A humanidade marcha

Durante décadas, a coexistência entre humanos e robôs tem sido amigável ou, pelo menos, não conflituosa. Recentemente, aumentou o interesse da indústria e a curiosidade da população por exemplos – afinal, máquinas – cuja característica básica é que elas podem fazer coisas que antes eram impossíveis. Nós, humanos, ainda lidamos com tarefas fisicamente exigentes que exigem alta precisão ou são inseguras, mas a substituição está próxima? Humanóides fotogênicos entram em cena, mas as capacidades dos robôs não vão além de certas tarefas que os humanos realizam porque sabem como fazê-las; A superioridade dos autômatos é quase previsível.

Nos bastidores, a inteligência artificial está mexendo os pauzinhos. Nakul Duggal, vice-presidente executivo da empresa americana Qualcomm, distinguiu três características quando questionado sobre o estado atual da robótica. “A primeira é a mobilidade: a forma de se deslocar de A para B já está resolvida (sic) para carros sem condutor; embora existam robôs que podem andar e mover-se sem assistência, correr e até simular que competem, mas essas qualidades faltam e, francamente, são incompletas.

Os robôs são treinados para tarefas que os humanos sabem fazer

Para que o movimento seja independente é necessário ter o segundo e terceiro elementos, a consciência, um dom reservado ao ser humano e outro que os defensores da IA ​​insistem em chamar. razão : O cérebro “nos ajuda a ver e compreender o que vemos, relacionando-o com outros elementos do mundo que nos rodeia e nesta esfera”, diz Duggal.
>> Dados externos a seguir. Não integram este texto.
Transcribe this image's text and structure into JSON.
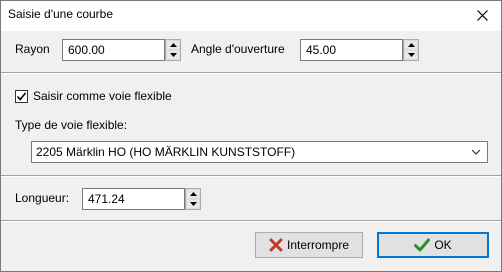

Nos últimos cinco anos, houve grandes avanços na percepção e interação, mas os robôs de hoje não possuem habilidades suficientes (como escolher algo, como movê-lo, como abri-lo, etc.). Na opinião do gestor, trata-se de uma falha humana: “Ainda não temos conhecimento que nos ajude a treinar uma máquina que, até novo aviso, será de nossa propriedade exclusiva”.

Como fechar o mercado de robôs? A resposta não é complicar o problema, mas sim o contrário: começar por resolver um problema fácil, onde a margem de erro seja tolerável. “Esta condição ocorre com objetos físicos que possuem uma estrutura que permite automatizar tarefas (…) A verdade é que, até agora, tudo foi feito em benefício dos humanos, mas graças à IA física, os beneficiários deveriam ser as máquinas.” O que estamos vendo é impressionante, mas não suficiente, concluiu.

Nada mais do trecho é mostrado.